Although Acting Comptroller Brooks’ tenure was never boring, he went out with a bang.  Finishing with a controversial charter approval and a sweeping interpretation, Mr. Brooks has really left a mark on the future of digital currency.  Indeed, as he left, he said that fiat currency will soon be a “thing of the past.”  But, for all of digital currency’s explosive power, none of it has yet come close to being money; until someone figures out how to do that, fiat currency is here to stay.  In fact, Mr. Brooks knows this – after all, what are stablecoins if not just a fiat-currency arbitrage play?

This memo isn’t the place to go into the differences between “inside,” “outside,” “account,” and “token” money – see my forthcoming book if you dare.  Nor need we here delve into how critical fiat currency is to lower-income households – again, check out the book and, if you don’t believe it, just wait for federal legislation later this year banning businesses from refusing to take cash.

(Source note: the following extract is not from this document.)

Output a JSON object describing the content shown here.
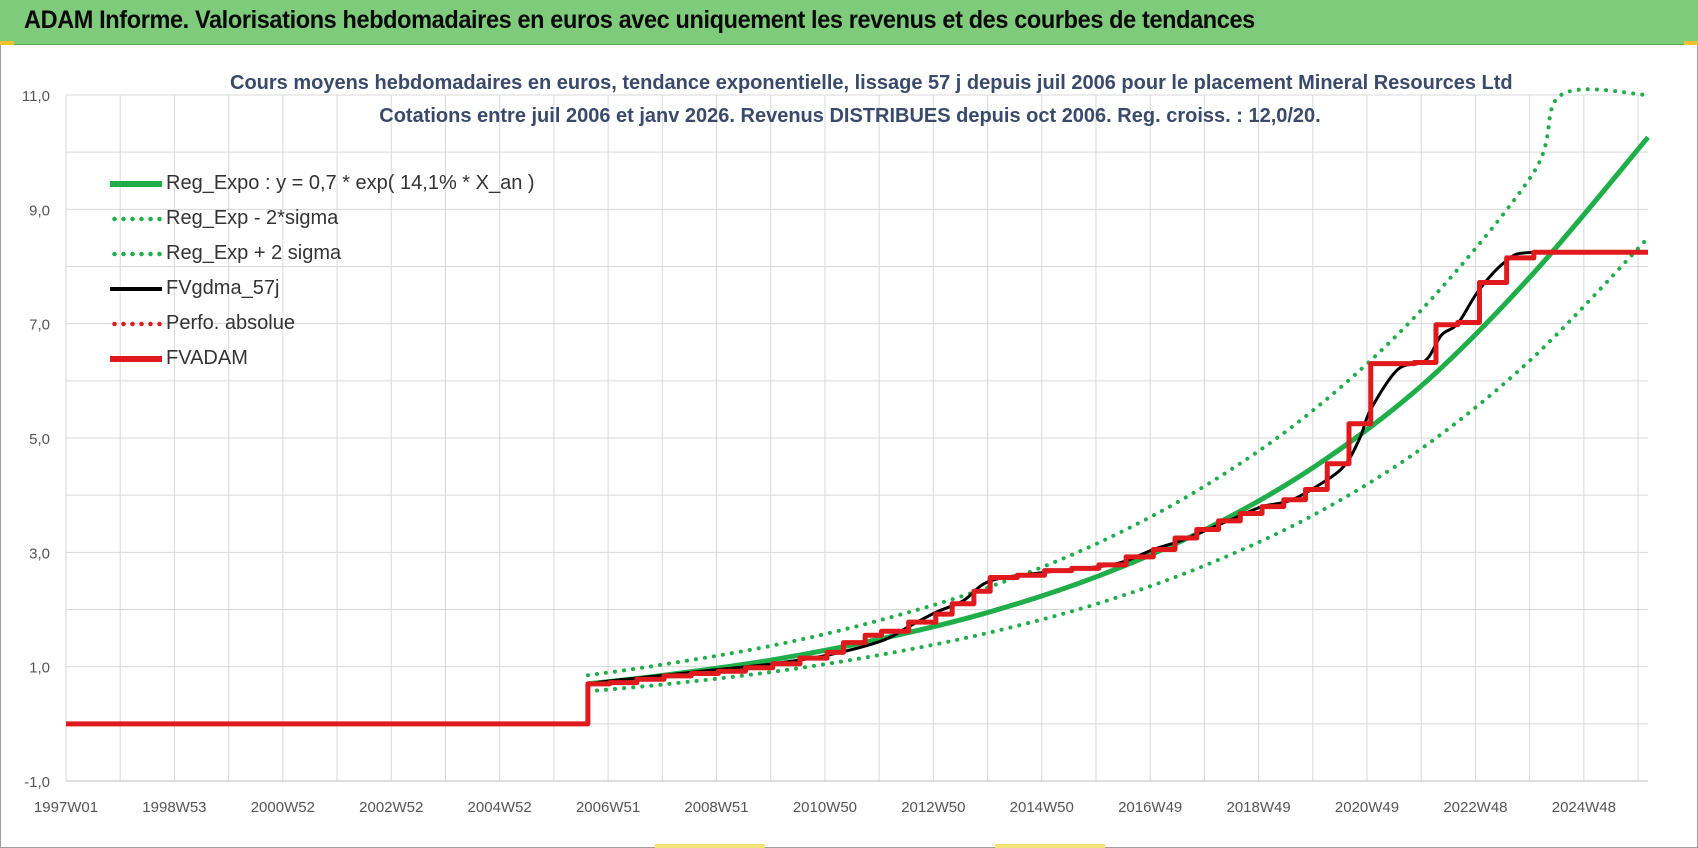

What matters about money is less the form it takes than the function it fulfills.  Two of these are essential – serving as a store of value and a medium of exchange, one is optional – funding speculation, and the others are of interest only to numismatists.  Many digital currencies meet the medium-of-exchange criterion, but often only in very limited markets, almost all of which are illicit that use new currencies more to evade law enforcement than to exchange goods and services in a sure and certain way.

Bitcoin’s wild rise in the last week — up and down more than sixteen percent in just a few days – makes it more than clear that even the most established digital currency can’t be counted on as a store of value.  Mr. Brooks has posited a payment system based on digital currency, but it’s hard to see who would expect payment in such transient form.

To be sure, Mr. Brooks’ enthusiasms are most pronounced for stablecoins, digital currencies such as Facebook’s Diem in which the money’s value is predicated on fiat currency and thus – yes – “stable.”  Stablecoins thus of course cannot consign fiat currency to the history books because they do not exist without it.  Instead, they intend to do fiat currency one better.

Sometimes, this one-better comes from greater efficiency and speed.  This is surely the case with internal, permission-based networks akin to JPMorgan’s innovative wholesale-clearing system.  Sometimes, though, the one-better can only be measured in terms of the stablecoin issuer’s own self interest.  This is clearly the case with Facebook’s Libra 2.0 and it’s sure to be true of many other stablecoins unless or until regulators go beyond simply stipulating a one-to-one reserve ratio and  actually regulate the components of these reserves.  All of Mr. Brooks’ wide-open spaces rulings skirt critical questions such as how sterile the reserves must be, what fiat currencies go into the basket, and who values them and, even more importantly, who has the wherewithal to top them up if foreign-exchange values undermine the new coin’s stability, as is sure to occur on a regular basis.

When we trust our fiat currency to banks, it is a like-kind transaction in that we can get the same amount of money back from the bank when we demand it due to both fiat currency’s features and the rules that force banks to abide by them.  We accept this form of account-based money because we know that banks are good for it and that, any day and anytime, we can get fiat currency from an ATM or by cashing a check.

Mr. Brooks’ mark on the future of digital currency in the U.S. is indelible because the charters he granted cannot be revoked and the interpretations he fostered may be allowed to stand.  However, none of these actions resolves the critical question:  what’s a stablecoin worth when you want it?  This critical policy challenge is outlined in the President’s Working Group’s ground-breaking report late last year.  It – not the OCC’s actions to date – truly tackles the questions that must be answered well before stablecoin innovation is anything but a risk to holders and a boon to issuers.

We may still have more of the private stablecoin ventures dear to the Acting Comptroller’s heart, but the Fed will not allow the payment system to meander into stablecoins.  Congress will also not authorize anything other than the “digital dollar” increasingly dear to Democrats, moving also to demand a faster fiat-currency payment system – not a revolutionary overhaul of cash and the communities that depend on it.  This will thus be a busy year for digital currency, but not the fast, wild ride to the future for which Mr. Brooks had hoped we’d saddle up.